Yeah, but hit it with rocket won't change the orbit of any object that might cause the civilization serious problems.
Even nukes have a surprisingly small effect, unless they are buried. We have landed on on an asteroid, but have yet to embed a nuke in one.
The trick about nukes is you have the risk of just making an harder to stop by making a cloud, like say comet levy which turned into 21 pieces, but delivered the same total energy when hitting the atmosphere.
The nice thing about the paint is that it's not that hard, even asteroids have gravity, and we have orbited (very slowly) asteroids before. It doesn't cause the astroid (which might just be a loose collection of rocks) to break up, and you get a huge win per pound of delivered mass, granted it takes months or years to accumulate into a large orbital change.
I would think a broken-up asteroid would be better, in that the worst possible outcome would be exactly the same as not hitting it, with all the pieces undisturbed enough to still hit the earth.

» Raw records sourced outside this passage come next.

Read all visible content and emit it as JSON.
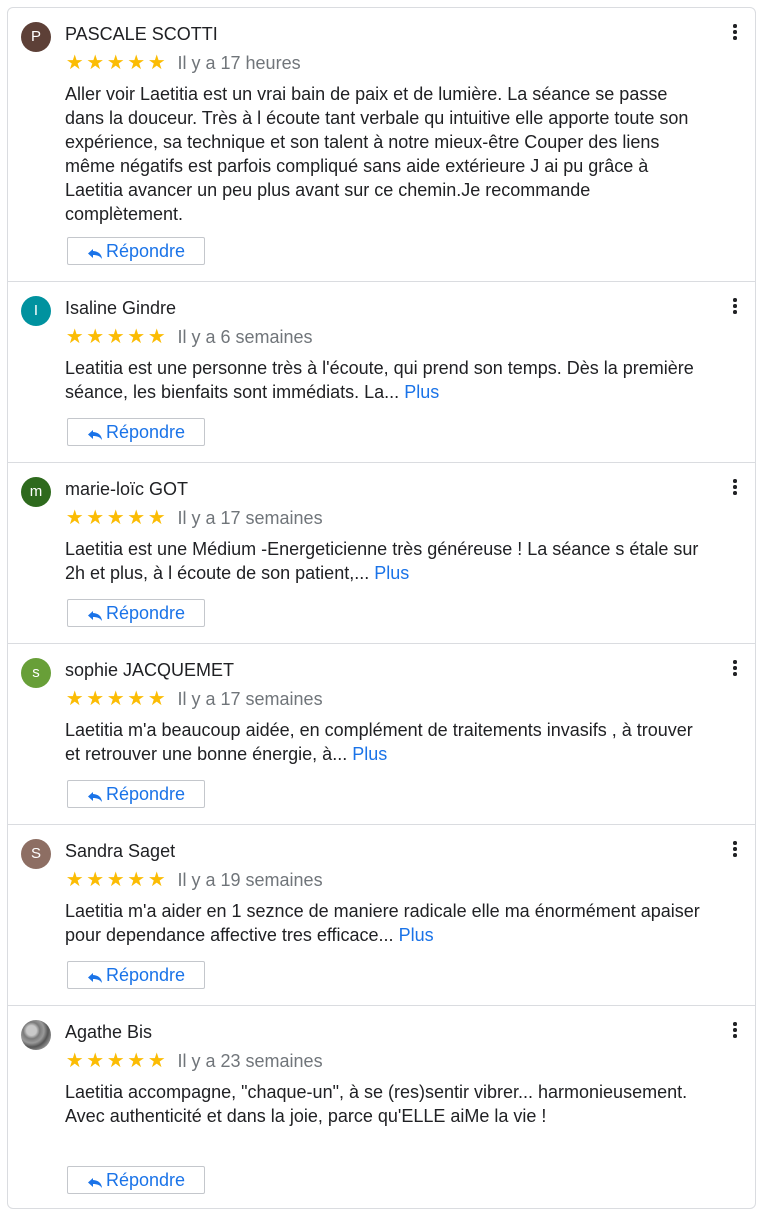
{
  "colors": {
    "star": "#fbbc04",
    "link": "#1a73e8",
    "muted": "#70757a"
  },
  "icons": {
    "star": "star-icon",
    "reply": "reply-icon",
    "menu": "more-vert-icon"
  },
  "reviews": [
    {
      "initial": "P",
      "avatar_color": "#5d4037",
      "name": "PASCALE SCOTTI",
      "rating": 5,
      "date": "Il y a 17 heures",
      "text": "Aller voir Laetitia est un vrai bain de paix et de lumière. La séance se passe dans la douceur. Très à l écoute tant verbale qu intuitive elle apporte toute son expérience, sa technique et son talent à notre mieux-être Couper des liens même négatifs est parfois compliqué sans aide extérieure J ai pu grâce à Laetitia avancer un peu plus avant sur ce chemin.Je recommande complètement.",
      "more": "",
      "reply": "Répondre"
    },
    {
      "initial": "I",
      "avatar_color": "#00929f",
      "name": "Isaline Gindre",
      "rating": 5,
      "date": "Il y a 6 semaines",
      "text": "Leatitia est une personne très à l'écoute, qui prend son temps. Dès la première séance, les bienfaits sont immédiats. La...",
      "more": "Plus",
      "reply": "Répondre"
    },
    {
      "initial": "m",
      "avatar_color": "#2e6a1d",
      "name": "marie-loïc GOT",
      "rating": 5,
      "date": "Il y a 17 semaines",
      "text": "Laetitia est une Médium -Energeticienne très généreuse ! La séance s étale sur 2h et plus, à l écoute de son patient,...",
      "more": "Plus",
      "reply": "Répondre"
    },
    {
      "initial": "s",
      "avatar_color": "#689f38",
      "name": "sophie JACQUEMET",
      "rating": 5,
      "date": "Il y a 17 semaines",
      "text": "Laetitia m'a beaucoup aidée, en complément de traitements invasifs , à trouver et retrouver une bonne énergie, à...",
      "more": "Plus",
      "reply": "Répondre"
    },
    {
      "initial": "S",
      "avatar_color": "#8d6e63",
      "name": "Sandra Saget",
      "rating": 5,
      "date": "Il y a 19 semaines",
      "text": "Laetitia m'a aider en 1 seznce de maniere radicale elle ma énormément apaiser pour dependance affective tres efficace...",
      "more": "Plus",
      "reply": "Répondre"
    },
    {
      "initial": "",
      "avatar_color": "",
      "name": "Agathe Bis",
      "rating": 5,
      "date": "Il y a 23 semaines",
      "text": "Laetitia accompagne, \"chaque-un\", à se (res)sentir vibrer... harmonieusement. Avec authenticité et dans la joie, parce qu'ELLE aiMe la vie !",
      "more": "",
      "reply": "Répondre"
    }
  ]
}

However there would be more surface area to burn up in the atmosphere, and if you do it far enough out and I'd think it would require very little nudging to move pieces out of the way
Sure, if 50% of the mass of the resulting explosion burns up in the atmosphere it's a huge win, but maybe not enough. But if it was as big (or bigger) than the dinosaur killing object (there's some debate if it was a comet or asteroid), it might just split into a few pieces that will come through the atmosphere intact.
Generally if it's a planet killer you want to take no chances. The earlier the detection the better, and changing the albedo will work if it's a sand up to a solid rock.
I've heard similar proposals with a "gravity tug", but it's not clear to me that it would work with a significantly larger change in velocity than just using the fuel directly. Keep in mind that the asteroid that killed the dinosaurs was approximately 10km (some sources) to 15km (other sources) across, and we have no reason to think that future asteroids might not be bigger.
The largest atomic crater I could find was from a 104 kiloton bomb that created a 400m wide and 100M deep. Both the USA and Russia has similar tests, and that would be just a small dent in a 15km across asteroid. Both were from 100-200m deep explosion, and it's not clear if deeper would necessarily be better. Sure you might crack a 15km long asteroid into two pieces, but it wouldn't help much. Vaporizing a 15km asteroid is going to take WAY more than 100 kiloton.
What might work is some kind of nuclear engine that melts stone/sand/ice and ejects it at high velocity, working it's way into the center of the asteroid. It would need a throttle to only fire when it helps and idles when it doesn't.
If your asteroid or comet manages to get broken up into many smaller fragments, but all or most of them still reach the earth, but are small enough to burn up in the atmosphere before impact, their total energy would still be transmitted via atmospheric entry friction heat, which itself could cause lethal global air temperature increases. They might last only a few minutes or slightly more but (the science on this is a bit ambiguous) we could still be talking about temperatures going up into the hundreds of degrees. No big bang, but still catastrophic for crops, plants, forests, people and atmospheric health.